A first issue British Honduras $1 banknote will be offered publicly for the first time—having been in private hands since the mid 1890s—by Stack’s Bowers Galleries next week.
The note, which will be offered as Lot 30070 of Stack’s New York International Numismatic Convention (NYINC) World Paper Money Auction on Jan. 12, has an opening bid of $18,000 USD (about $22,650 Cdn.). It’s expected to bring between $30,000 USD and $50,000 USD (upwards of $62,900 Cdn.).
According to auctioneers, the 1894 British Honduras $1 issued notes are “prohibitively rare”—only three pieces are known to exist, including the one to be offered by Stack’s. The other two include the Pick plate note, which is in “abysmal condition,” as well as another in private hands that’s reputed to be part of a private British Honduras collection. No issued example of any of the five higher values has ever come to light.
ABSENT FROM WORLD’S GREATEST COLLECTIONS
First issue British Honduras notes in any form are absent from “virtually all of the world’s greatest collections,” according to auctioneers, who added this issued 1894 example “clearly rivals in rarity, exclusivity, and desirability even such major pieces as the much-vaunted Zanzibar notes.”
The 1894 British Honduras issue was withdrawn and destroyed after only two months, while the Zanzibar series ran for 20 years. The note issuance for British Honduras was scaled for an insignificant colonial backwater with a minuscule population and economy; for centuries Zanzibar was one of the world’s major spice sources and slave exporters as well as an international seaport at the nexus of the trade routes of Africa, Arabia, India, and the Orient.

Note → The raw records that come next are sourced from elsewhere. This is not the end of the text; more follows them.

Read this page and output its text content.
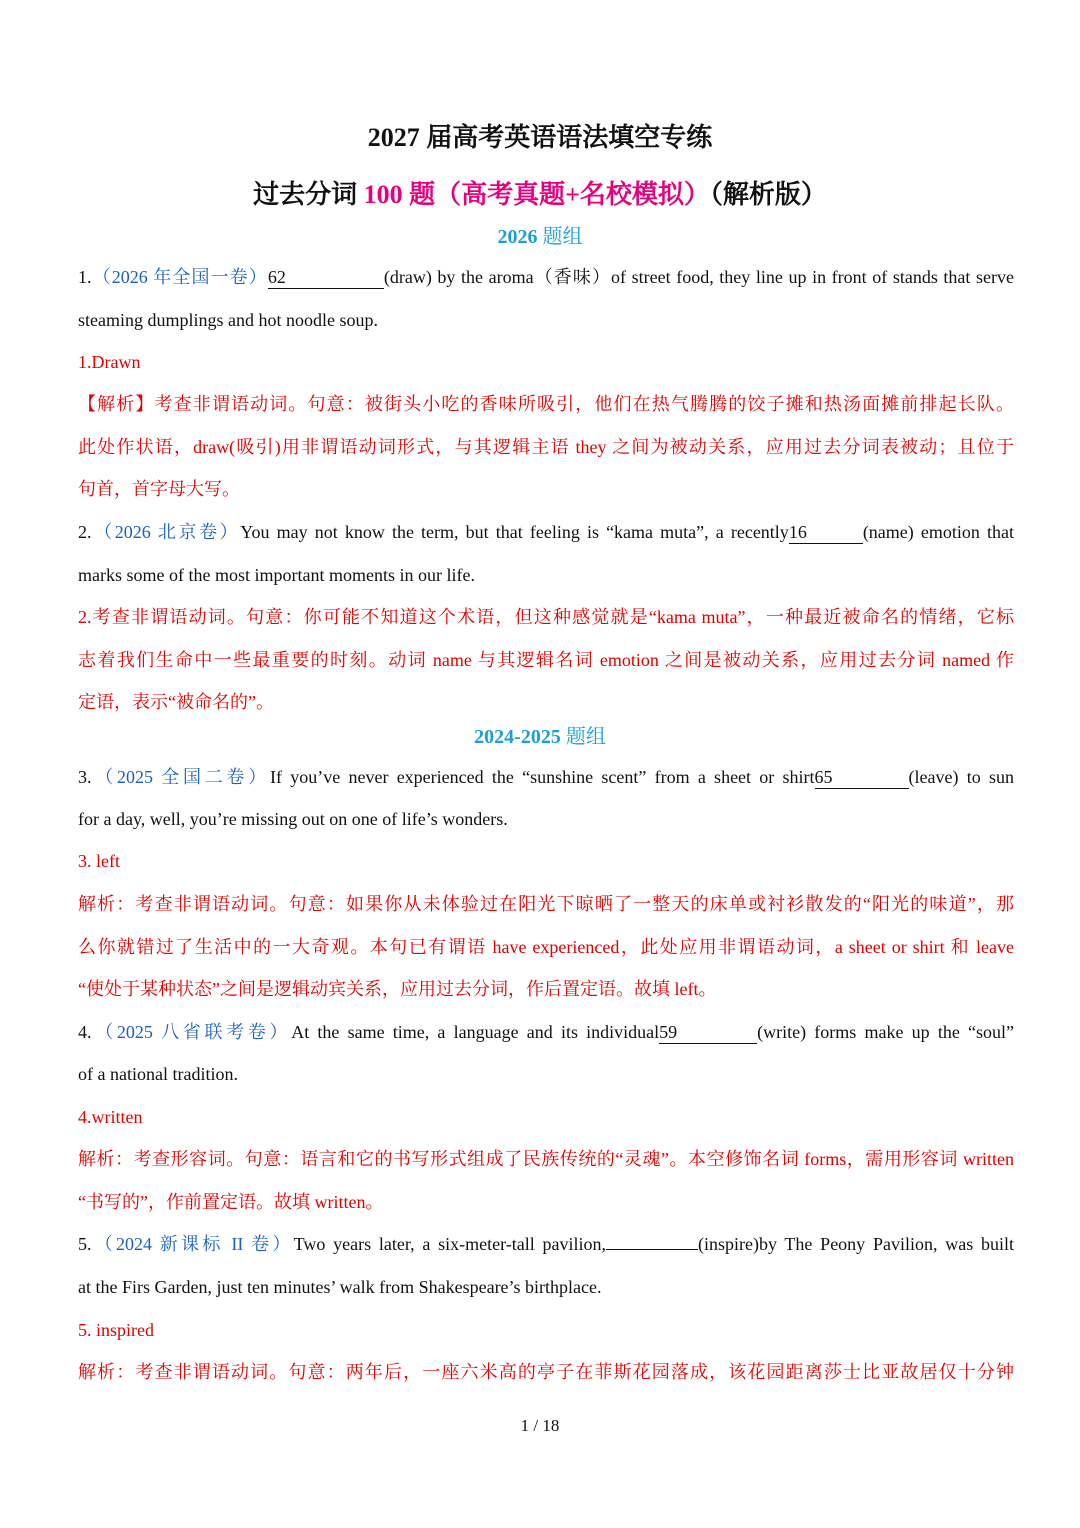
2027 届高考英语语法填空专练
过去分词 100 题（高考真题+名校模拟）（解析版）
2026 题组
1.（2026 年全国一卷）62	(draw) by the aroma（香味）of street food, they line up in front of stands that serve
steaming dumplings and hot noodle soup.
1.Drawn
【解析】考查非谓语动词。句意：被街头小吃的香味所吸引，他们在热气腾腾的饺子摊和热汤面摊前排起长队。
此处作状语，draw(吸引)用非谓语动词形式，与其逻辑主语 they 之间为被动关系，应用过去分词表被动；且位于
句首，首字母大写。
2.（2026 北京卷）You may not know the term, but that feeling is “kama muta”, a recently16	(name) emotion that
marks some of the most important moments in our life.
2.考查非谓语动词。句意：你可能不知道这个术语，但这种感觉就是“kama muta”，一种最近被命名的情绪，它标
志着我们生命中一些最重要的时刻。动词 name 与其逻辑名词 emotion 之间是被动关系，应用过去分词 named 作
定语，表示“被命名的”。
2024-2025 题组
3.（2025 全国二卷）If you’ve never experienced the “sunshine scent” from a sheet or shirt65	(leave) to sun
for a day, well, you’re missing out on one of life’s wonders.
3. left
解析：考查非谓语动词。句意：如果你从未体验过在阳光下晾晒了一整天的床单或衬衫散发的“阳光的味道”，那
么你就错过了生活中的一大奇观。本句已有谓语 have experienced，此处应用非谓语动词，a sheet or shirt 和 leave
“使处于某种状态”之间是逻辑动宾关系，应用过去分词，作后置定语。故填 left。
4.（2025 八省联考卷）At the same time, a language and its individual59	(write) forms make up the “soul”
of a national tradition.
4.written
解析：考查形容词。句意：语言和它的书写形式组成了民族传统的“灵魂”。本空修饰名词 forms，需用形容词 written
“书写的”，作前置定语。故填 written。
5.（2024 新课标 II 卷）Two years later, a six-meter-tall pavilion,	(inspire)by The Peony Pavilion, was built
at the Firs Garden, just ten minutes’ walk from Shakespeare’s birthplace.
5. inspired
解析：考查非谓语动词。句意：两年后，一座六米高的亭子在菲斯花园落成，该花园距离莎士比亚故居仅十分钟
1 / 18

The $1 1894 British Honduras note being offered by Stack’s is the only issued example for 1894 British Honduras in the Paper Money Guaranty population report; in contrast, Zanzibar pieces have a much higher population.

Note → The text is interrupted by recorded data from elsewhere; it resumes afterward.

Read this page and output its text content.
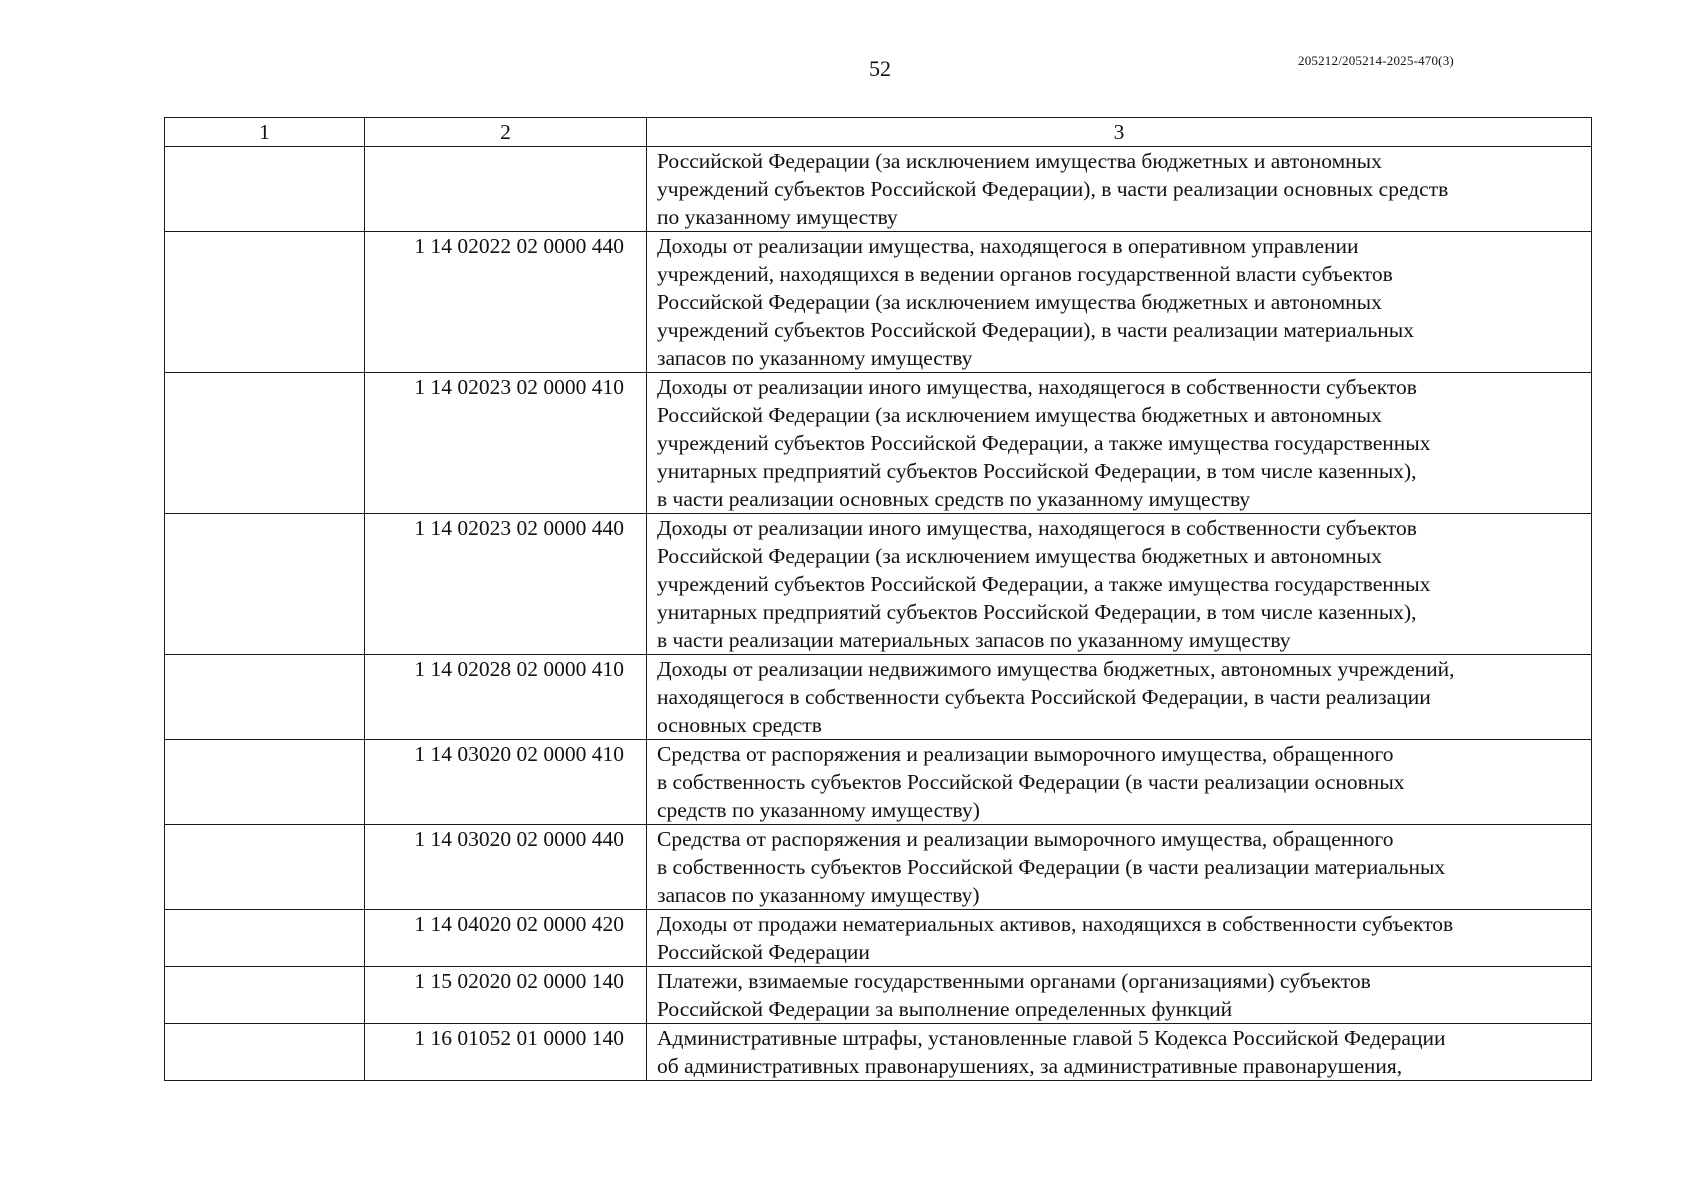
52	205212/205214-2025-470(3)
1	2	3

		Российской Федерации (за исключением имущества бюджетных и автономных
учреждений субъектов Российской Федерации), в части реализации основных средств
по указанному имуществу

	1 14 02022 02 0000 440	Доходы от реализации имущества, находящегося в оперативном управлении
учреждений, находящихся в ведении органов государственной власти субъектов
Российской Федерации (за исключением имущества бюджетных и автономных
учреждений субъектов Российской Федерации), в части реализации материальных
запасов по указанному имуществу

	1 14 02023 02 0000 410	Доходы от реализации иного имущества, находящегося в собственности субъектов
Российской Федерации (за исключением имущества бюджетных и автономных
учреждений субъектов Российской Федерации, а также имущества государственных
унитарных предприятий субъектов Российской Федерации, в том числе казенных),
в части реализации основных средств по указанному имуществу

	1 14 02023 02 0000 440	Доходы от реализации иного имущества, находящегося в собственности субъектов
Российской Федерации (за исключением имущества бюджетных и автономных
учреждений субъектов Российской Федерации, а также имущества государственных
унитарных предприятий субъектов Российской Федерации, в том числе казенных),
в части реализации материальных запасов по указанному имуществу

	1 14 02028 02 0000 410	Доходы от реализации недвижимого имущества бюджетных, автономных учреждений,
находящегося в собственности субъекта Российской Федерации, в части реализации
основных средств

	1 14 03020 02 0000 410	Средства от распоряжения и реализации выморочного имущества, обращенного
в собственность субъектов Российской Федерации (в части реализации основных
средств по указанному имуществу)

	1 14 03020 02 0000 440	Средства от распоряжения и реализации выморочного имущества, обращенного
в собственность субъектов Российской Федерации (в части реализации материальных
запасов по указанному имуществу)

	1 14 04020 02 0000 420	Доходы от продажи нематериальных активов, находящихся в собственности субъектов
Российской Федерации

	1 15 02020 02 0000 140	Платежи, взимаемые государственными органами (организациями) субъектов
Российской Федерации за выполнение определенных функций

	1 16 01052 01 0000 140	Административные штрафы, установленные главой 5 Кодекса Российской Федерации
об административных правонарушениях, за административные правонарушения,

The design features stylized floral borders, intricate lathe work (including floral pattern) and stars within circles. Also noted are the Crown above “CC” (Crown Colony) watermarks. PMG mentions splits and rust in the comments section; these are more noticeable on the reverse. They also mention an “ink stamp”; however, PMG did not realize this stamp is officially printed, indicating city of issue, Belize, and the date, “OC 17, 94.” The left margin is serrated where the counterfoil was once attached.

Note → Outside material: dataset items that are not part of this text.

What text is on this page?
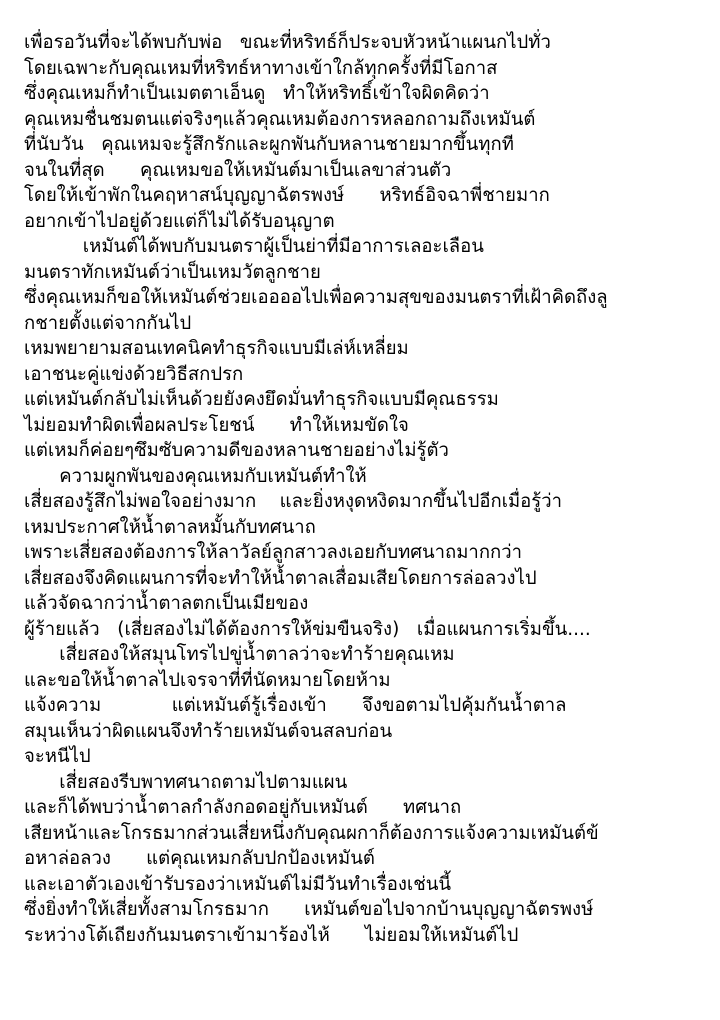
เพื่อรอวันที่จะได้พบกับพ่อ   ขณะที่หริทธ์ก็ประจบหัวหน้าแผนกไปทั่ว
โดยเฉพาะกับคุณเหมที่หริทธ์หาทางเข้าใกล้ทุกครั้งที่มีโอกาส
ซึ่งคุณเหมก็ทำเป็นเมตตาเอ็นดู   ทำให้หริทธิ์เข้าใจผิดคิดว่า
คุณเหมชื่นชมตนแต่จริงๆแล้วคุณเหมต้องการหลอกถามถึงเหมันต์
ที่นับวัน   คุณเหมจะรู้สึกรักและผูกพันกับหลานชายมากขึ้นทุกที
จนในที่สุด      คุณเหมขอให้เหมันต์มาเป็นเลขาส่วนตัว
โดยให้เข้าพักในคฤหาสน์บุญญาฉัตรพงษ์      หริทธ์อิจฉาพี่ชายมาก
อยากเข้าไปอยู่ด้วยแต่ก็ไม่ได้รับอนุญาต
เหมันต์ได้พบกับมนตราผู้เป็นย่าที่มีอาการเลอะเลือน
มนตราทักเหมันต์ว่าเป็นเหมวัตลูกชาย
ซึ่งคุณเหมก็ขอให้เหมันต์ช่วยเออออไปเพื่อความสุขของมนตราที่เฝ้าคิดถึงลู
กชายตั้งแต่จากกันไป
เหมพยายามสอนเทคนิคทำธุรกิจแบบมีเล่ห์เหลี่ยม
เอาชนะคู่แข่งด้วยวิธีสกปรก
แต่เหมันต์กลับไม่เห็นด้วยยังคงยึดมั่นทำธุรกิจแบบมีคุณธรรม
ไม่ยอมทำผิดเพื่อผลประโยชน์      ทำให้เหมขัดใจ
แต่เหมก็ค่อยๆซึมซับความดีของหลานชายอย่างไม่รู้ตัว
ความผูกพันของคุณเหมกับเหมันต์ทำให้
เสี่ยสองรู้สึกไม่พอใจอย่างมาก    และยิ่งหงุดหงิดมากขึ้นไปอีกเมื่อรู้ว่า
เหมประกาศให้น้ำตาลหมั้นกับทศนาถ
เพราะเสี่ยสองต้องการให้ลาวัลย์ลูกสาวลงเอยกับทศนาถมากกว่า
เสี่ยสองจึงคิดแผนการที่จะทำให้น้ำตาลเสื่อมเสียโดยการล่อลวงไป
แล้วจัดฉากว่าน้ำตาลตกเป็นเมียของ
ผู้ร้ายแล้ว   (เสี่ยสองไม่ได้ต้องการให้ข่มขืนจริง)   เมื่อแผนการเริ่มขึ้น....
เสี่ยสองให้สมุนโทรไปขู่น้ำตาลว่าจะทำร้ายคุณเหม
และขอให้น้ำตาลไปเจรจาที่ที่นัดหมายโดยห้าม
แจ้งความ            แต่เหมันต์รู้เรื่องเข้า      จึงขอตามไปคุ้มกันน้ำตาล
สมุนเห็นว่าผิดแผนจึงทำร้ายเหมันต์จนสลบก่อน
จะหนีไป
เสี่ยสองรีบพาทศนาถตามไปตามแผน
และก็ได้พบว่าน้ำตาลกำลังกอดอยู่กับเหมันต์      ทศนาถ
เสียหน้าและโกรธมากส่วนเสี่ยหนึ่งกับคุณผกาก็ต้องการแจ้งความเหมันต์ข้
อหาล่อลวง      แต่คุณเหมกลับปกป้องเหมันต์
และเอาตัวเองเข้ารับรองว่าเหมันต์ไม่มีวันทำเรื่องเช่นนี้
ซึ่งยิ่งทำให้เสี่ยทั้งสามโกรธมาก      เหมันต์ขอไปจากบ้านบุญญาฉัตรพงษ์
ระหว่างโต้เถียงกันมนตราเข้ามาร้องไห้      ไม่ยอมให้เหมันต์ไป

The $1 note bears an “important, unbroken” provenance to Albert E. Morlan, the American Consul in the city of Belize, British Honduras through two appointments in the late-19th century.
Morlan was born in 1850, into a well-to-do Quaker family whose fortune was lost in the Panic of 1857. His father died when Albert was 16 years old, and at age 21, Morlan apprenticed with a German jeweller, from whom he learned the German language along with the trade.
At 22, he began work in New Orleans, where he became proficient in French. By the time he was 30, he established a jewelry and general merchandise business in Belize City.
In 1882, based on his sterling (“NPI”) reputation, he was appointed U.S. Consul there by President Chester A. Arthur. Morlan resigned his post in order to re-establish his business in New Orleans with branches in Belize and elsewhere in Central America.
In 1895, President Grover Cleveland re-appointed him as consul, where he distinguished himself and his office by submitting to the U.S. Government insightful reports on trade. He facilitated varied commercial initiatives in Belize by American businesses and promoted bi-lateral export and import between British Honduras and the U.S. He became widely known in the highest political, business and social circles for his engaging personality and language skills and created much good will toward the U.S.—a commodity often in short supply in Central America.
“The paper money collecting community is fortunate that Consul Morlan was present during the brief 1894 note emission, and safeguarded this extraordinary example for posterity,” reads a statement issued by Stack’s.
“At his death in 1926, this note was bequeathed by him to his son, Edward Morlan, from Edward to his son, Charles Morlan, and from Charles to his daughter, our consignor and the great granddaughter of Albert.”